Table 1 shows the partitioning results for the three hardware architectures. From the results, the following observations can be made. First, for several examples the RPL algorithm produced fewer partitions and faster timing compared to those produced by the RP and HP algorithms. The average run time was measured on a SUN workstation and it includes the time required to construct the levelization step for the RPL algorithm. For a specific configuration, the partitioning task is a one-time step and therefore the algorithms run time becomes important if the mapping process is repeated frequently.

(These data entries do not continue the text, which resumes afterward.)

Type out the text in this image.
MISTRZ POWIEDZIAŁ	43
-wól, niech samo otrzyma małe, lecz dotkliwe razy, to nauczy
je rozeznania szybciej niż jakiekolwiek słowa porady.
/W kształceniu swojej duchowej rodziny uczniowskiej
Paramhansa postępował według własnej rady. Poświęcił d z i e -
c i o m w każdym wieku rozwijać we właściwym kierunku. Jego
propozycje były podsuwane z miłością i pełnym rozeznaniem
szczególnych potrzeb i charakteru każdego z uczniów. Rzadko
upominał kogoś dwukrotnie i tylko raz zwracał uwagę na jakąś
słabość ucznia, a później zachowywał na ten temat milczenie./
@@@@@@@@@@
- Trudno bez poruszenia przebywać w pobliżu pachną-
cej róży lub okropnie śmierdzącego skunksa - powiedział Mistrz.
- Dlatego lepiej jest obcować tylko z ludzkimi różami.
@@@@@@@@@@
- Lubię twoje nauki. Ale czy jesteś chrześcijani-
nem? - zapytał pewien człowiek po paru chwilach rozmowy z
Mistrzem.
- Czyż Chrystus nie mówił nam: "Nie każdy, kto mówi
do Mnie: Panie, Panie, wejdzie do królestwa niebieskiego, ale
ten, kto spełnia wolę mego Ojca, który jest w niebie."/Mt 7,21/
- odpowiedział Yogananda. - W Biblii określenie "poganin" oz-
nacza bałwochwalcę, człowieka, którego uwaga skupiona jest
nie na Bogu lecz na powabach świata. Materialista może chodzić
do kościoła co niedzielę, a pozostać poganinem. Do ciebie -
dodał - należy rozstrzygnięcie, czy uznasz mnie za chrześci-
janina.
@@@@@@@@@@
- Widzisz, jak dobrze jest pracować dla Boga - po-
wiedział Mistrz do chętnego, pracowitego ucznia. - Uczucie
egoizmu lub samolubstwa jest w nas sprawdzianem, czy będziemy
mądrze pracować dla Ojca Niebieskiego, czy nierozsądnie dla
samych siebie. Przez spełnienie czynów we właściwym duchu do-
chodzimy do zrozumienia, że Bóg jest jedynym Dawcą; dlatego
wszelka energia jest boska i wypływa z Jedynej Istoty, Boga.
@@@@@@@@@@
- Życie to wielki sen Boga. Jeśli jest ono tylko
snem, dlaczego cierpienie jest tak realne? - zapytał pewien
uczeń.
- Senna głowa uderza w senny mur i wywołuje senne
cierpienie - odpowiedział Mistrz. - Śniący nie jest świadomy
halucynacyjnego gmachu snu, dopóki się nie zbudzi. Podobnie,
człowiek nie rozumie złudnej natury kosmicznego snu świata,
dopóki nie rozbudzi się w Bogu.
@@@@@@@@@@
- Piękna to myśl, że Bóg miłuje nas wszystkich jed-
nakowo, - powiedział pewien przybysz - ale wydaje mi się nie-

This RPL algorithm improvement of achieving valid partitions and short average run times is due to the one-time level construction step used by the RPL algorithm. This was investigated by skipping the levelization step where the RPL algorithm produced similar results without significant improvements compared to those produced by the RP and HP algorithms. Since the RAM access constraint is a very challenging one, the preprocessing step was able to solve any conflicts associated with this constraint before starting the partitioning process. Second, the run time and the number of partitions produced varied with the selected hardware architecture. For the three partitioning algorithms, the run time and the number of partitions were reduced significantly by targeting hardware architectures with bigger I/O, bigger FPGA capacity, and bigger RAMs. Third, the partitioning results show that the HP and the RP approaches have difficulties in finding valid partitioning results for some of the netlists, which utilize a high number of RAM nodes, by targeting a hardware architecture with fewer resources. Referring to Table 1, the HP and RP algorithms failed to produce a feasible solution for the R29 when we targeted the Wildforce-XL. The problem arises when the RAM nodes are close to each other in the hypergraph netlist. The RAM access constraint is equivalent to the locking of a certain number of nodes in a netlist in which these nodes are prevented from moving freely across the cuts. This constraint is not affecting the movement of the particular node only but its neighbor nodes too. Another problem is the acyclic constraint. If one RAM node is locked in one partition, then the successors of this node are locked too because the movement of the successor nodes across a cut will violate the acyclic constraint.

6. Conclusion

In this paper, we have presented a partitioning method based on topological ordering and levelization (RPL). We also discussed the development and implementation of two existing algorithms. The first approach is a hierarchical partitioning method based on topological ordering (HP). The second approach is a recursive algorithm based on the Fiduccia and Mattheyses bipartitioning heuristic (RP). We extended these algorithms to handle the CHAMPION partitioning constraints by targeting different hardware architectures. Experimental results on a number of benchmarks demonstrated that the RPL algorithm achieved high performance when compared to the RP and HP algorithms.

Acknowledgment

The authors gratefully acknowledge the support of DARPA Grant no. F33615-97-C-1124.